First off, that’s awesome that you seem to be so dedicated, that kind of attitude will get you far! Overall fitness is essential and I think, as this improves, you will naturally begin to be able to begin to do pull-ups, hangboard work, etc. 

as far as the gym goes, the standard arm-day, shoulder-day, back-day will get you started.

Core strength is also incredibly important, you may notice after a solid pull up or pull-up attempt, you abs are sore. I typically end each gym session with an upper and lower abs work out. 

Eventually, when your body is ready, you will be able to work in a daily pull up and hangboard regimen though that will come in time. I believe the recommendation for training with a hangboard is the ability to do 10 pull ups and do at least V4 or something like that.

Bar hangs are a good starting point, if your gym has one of those weight-assisted pull-up/dip machines, that’s a good tool to use. 

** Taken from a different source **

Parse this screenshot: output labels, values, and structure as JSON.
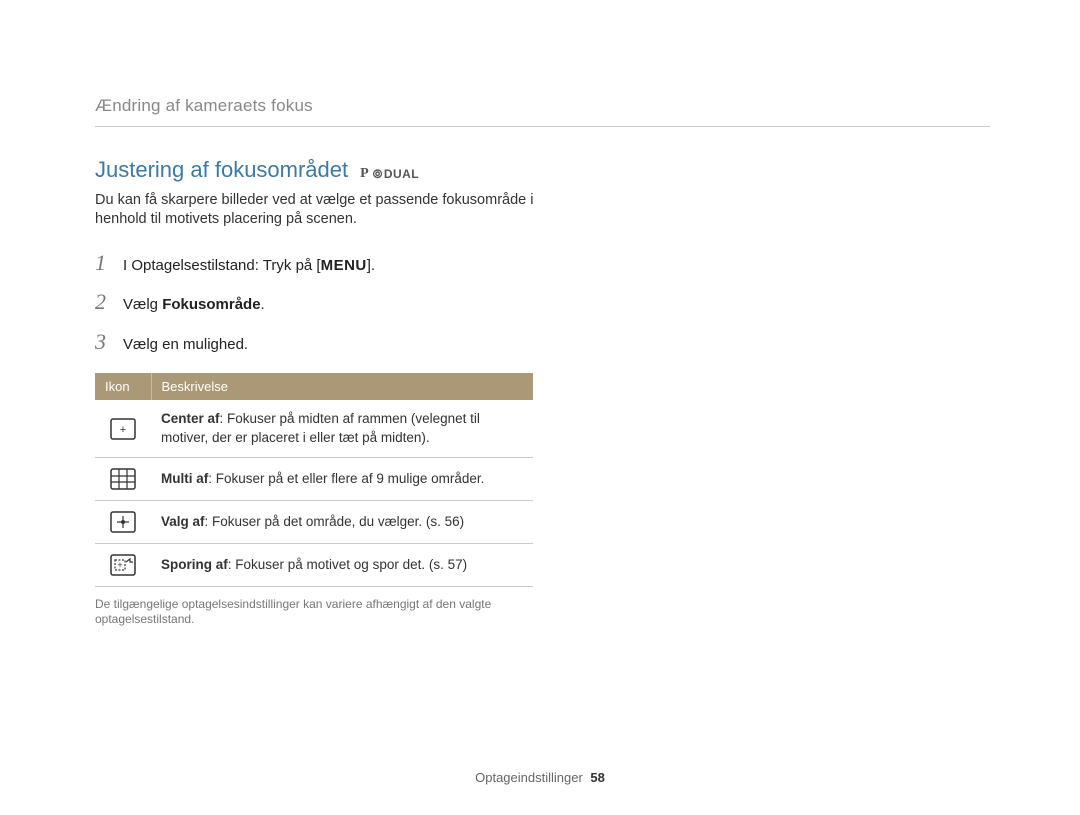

Protein intake and nutrition is important as well. About 3 months after I began training specifically for climbing, I made it a point to consume around 100 G protein daily and it absolutely made a difference quickly. I am a trim guy, 5’6 145 lbs and not big by any means as bulkiness doesn’t seem to be helpful on the wall.

Do what you can and, especially since you climb as often as you do, you will begin to feel stronger and see results in a matter of weeks. 

Again, keep doing your thing and great job!